В 1282 г. он, проведя некоторое время в темнице, вернулся в Никею, но вскоре опять удалился в пустынные места (убедив свою супругу вести безбрачную жизнь), чтобы обрести опыт духовной жизни под руководством известного подвижника Никифора Исихаста. После смерти императора Михаила VIII (1282) и воцарения его сына Андроника II (1282–1328), решительно порвавшего с униональной религиозной политикой своего отца и изменившего отношения с Римом 15, Феолипт был хиротонисан в митрополита Филадельфийского. Точную дату этой хиротонии установить трудно, но, скорее всего, она произошла ок. 1283 г. Во всяком случае он, в числе прочих архиереев, подписал в 1285 г. решение поместного Константинопольского собора о низложении патриарха Векка и других сторонников Лионской унии. На Филадельфийской кафедре Святитель пробыл вплоть до своей кончины, последовавшей приблизительно на исходе 1322 г. (не­ко­торые исследователи считают, что он отошел ко Господу в 1324 г.). В период своего архипастырского служения Феолипт неоднократно отлучался в Константинополь, часто живя в столице длительное время. Однако с начала XIVв. подобные отлучки становились реже, ибо Филадельфия, превратившись в небольшой остров византийских владений в Малой Азии, окруженный турецкими эмиратами, подвергалась постоянной опасности от турок, а это требовало непрестанного пребывания здесь митрополита. Особое мужество проявил святитель Феолипт при осаде Филадельфии турками в 1304–1305 гг., когда он сам лично распределял скудные запасы пищи между осажденными, всячески ободрял и утешал защитников города и жителей, оказавшихся в весьма стесненных обстоятельствах. Его мужество оценили даже каталонские наемники, состоявшие на службе у Андроника II. Испанский писатель XVI в. Франциско де Монкада, сохранивший в своей “Хронике” свидетельства участников экспедиции каталонцев, характеризует Феолипта как “мужа редкой святости”, считая, что молитвы Святителя более защитили Филадельфию, чем множество вооруженных воинов, стоявших на стенах города 16.

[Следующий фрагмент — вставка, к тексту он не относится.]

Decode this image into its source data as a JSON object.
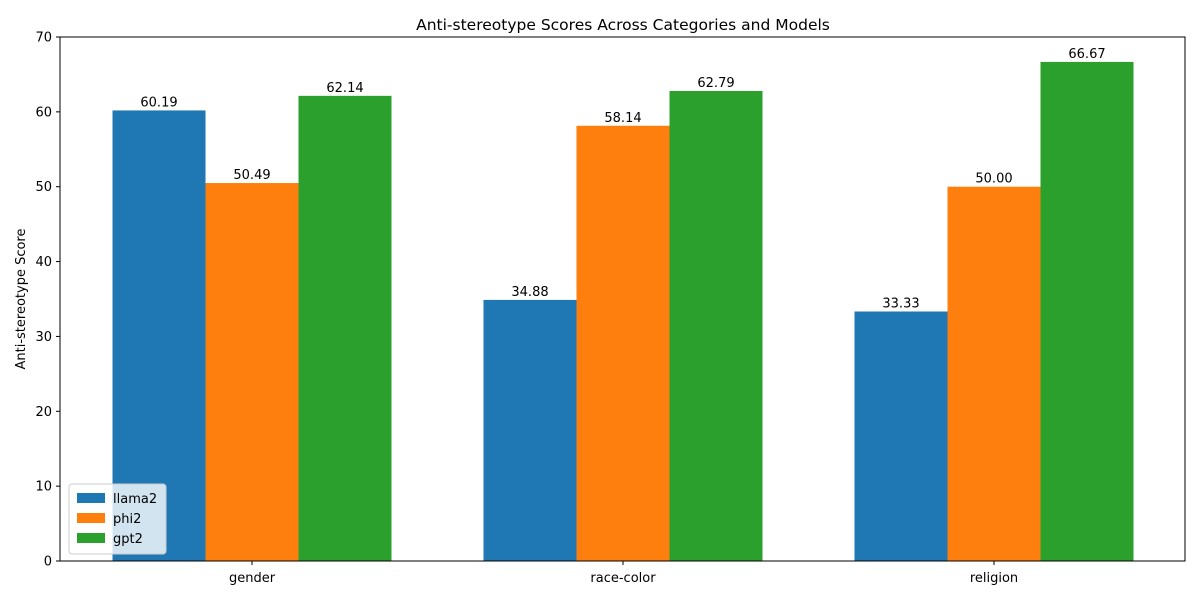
{
  "chart_data": {
    "type": "bar",
    "title": "Anti-stereotype Scores Across Categories and Models",
    "xlabel": "",
    "ylabel": "Anti-stereotype Score",
    "categories": [
      "gender",
      "race-color",
      "religion"
    ],
    "series": [
      {
        "name": "llama2",
        "color": "#1f77b4",
        "values": [
          60.19,
          34.88,
          33.33
        ],
        "labels": [
          "60.19",
          "34.88",
          "33.33"
        ]
      },
      {
        "name": "phi2",
        "color": "#ff7f0e",
        "values": [
          50.49,
          58.14,
          50.0
        ],
        "labels": [
          "50.49",
          "58.14",
          "50.00"
        ]
      },
      {
        "name": "gpt2",
        "color": "#2ca02c",
        "values": [
          62.14,
          62.79,
          66.67
        ],
        "labels": [
          "62.14",
          "62.79",
          "66.67"
        ]
      }
    ],
    "ylim": [
      0,
      70
    ],
    "yticks": [
      0,
      10,
      20,
      30,
      40,
      50,
      60,
      70
    ],
    "ytick_labels": [
      "0",
      "10",
      "20",
      "30",
      "40",
      "50",
      "60",
      "70"
    ],
    "grid": false,
    "legend_position": "lower-left"
  }
}
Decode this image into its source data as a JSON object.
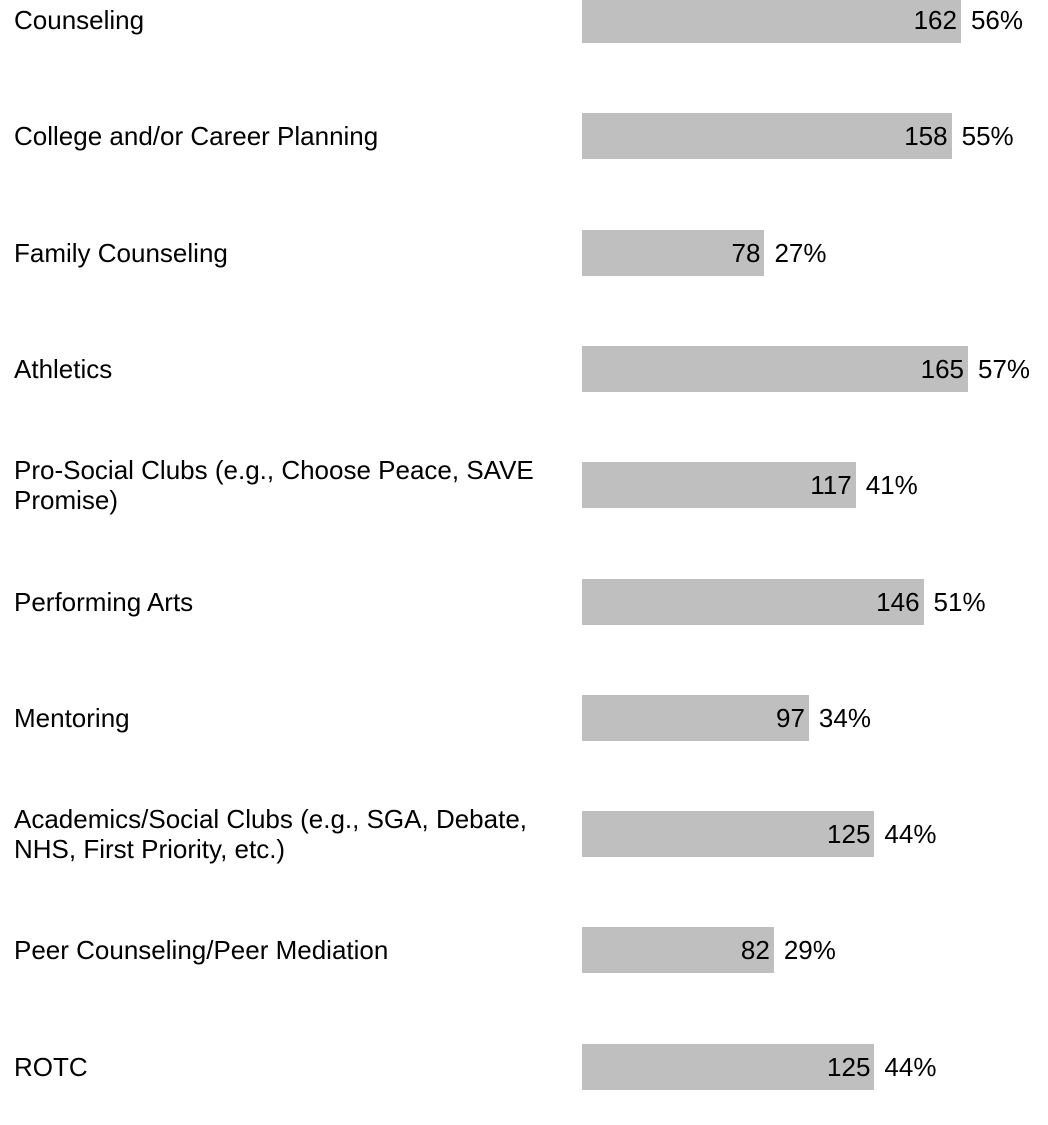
{
  "chart_data": {
    "type": "bar",
    "orientation": "horizontal",
    "color": "#bfbfbf",
    "categories": [
      "Counseling",
      "College and/or Career Planning",
      "Family Counseling",
      "Athletics",
      "Pro-Social Clubs (e.g., Choose Peace, SAVE Promise)",
      "Performing Arts",
      "Mentoring",
      "Academics/Social Clubs (e.g., SGA, Debate, NHS, First Priority, etc.)",
      "Peer Counseling/Peer Mediation",
      "ROTC"
    ],
    "values": [
      162,
      158,
      78,
      165,
      117,
      146,
      97,
      125,
      82,
      125
    ],
    "percent_values": [
      56,
      55,
      27,
      57,
      41,
      51,
      34,
      44,
      29,
      44
    ],
    "percent_labels": [
      "56%",
      "55%",
      "27%",
      "57%",
      "41%",
      "51%",
      "34%",
      "44%",
      "29%",
      "44%"
    ]
  }
}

Будучи архиереем, Святитель не переставал оставаться подвижником. Усердный делатель Иисусовой молитвы, он отличался строгим аскетизмом и добродетельной жизнью 17. Это позволило ему стать одним из руководителей тогдашнего православного монашества 18 и одним из родоначальников исихазма 19. Харизма старчества явно почивала на этом выдающемся Святителе, привлекая к нему сердца верующих, как клириков и монахов, так и мирян. Именно это заставило святителя Григория Паламу обратиться за духовным окормлением к старцу-митро­политу, который стал учителем юноши в “умной молитве” и “свя­­щенном трезвении” (ieranhjiq) 20. У святителя Феолипта окормлялись и многие другие известные личности поздневизантийской эпохи. Среди них особое место занимала знатная дама Ирина (в монашестве Евлогия) Хумн-Палеологиня 21. Дочь одного из знатнейших, богатейших и влиятельнейших вельмож того времени — Никифора Хумна (как уже отмечалось, автора “Похвального слова» святителю Феолипту), известного к тому же своей обширной образованностью, Ирина в возрасте 12 лет вышла замуж за деспота Иоанна Палеолога — старшего сына императора Андроника II. Однако в 16 лет она уже овдовела и, по совету святителя Феолипта — своего духовника, приняла постриг, который осуществил он же. В Константинополе Ирина, теперь инокиня Евлогия, восстановила обветшавший монастырь “Спасителя-Человеколюбца” и стала его настоятельницей 22. Духовником обители был святитель Феолипт, и большинство его аскетических творений 23 адресованы Евлогии и ее инокиням. Эти трактаты имеют выдающееся значение для традиции святоотеческого аскетического богословия и являют нам святителя Феолипта как духовного писателя.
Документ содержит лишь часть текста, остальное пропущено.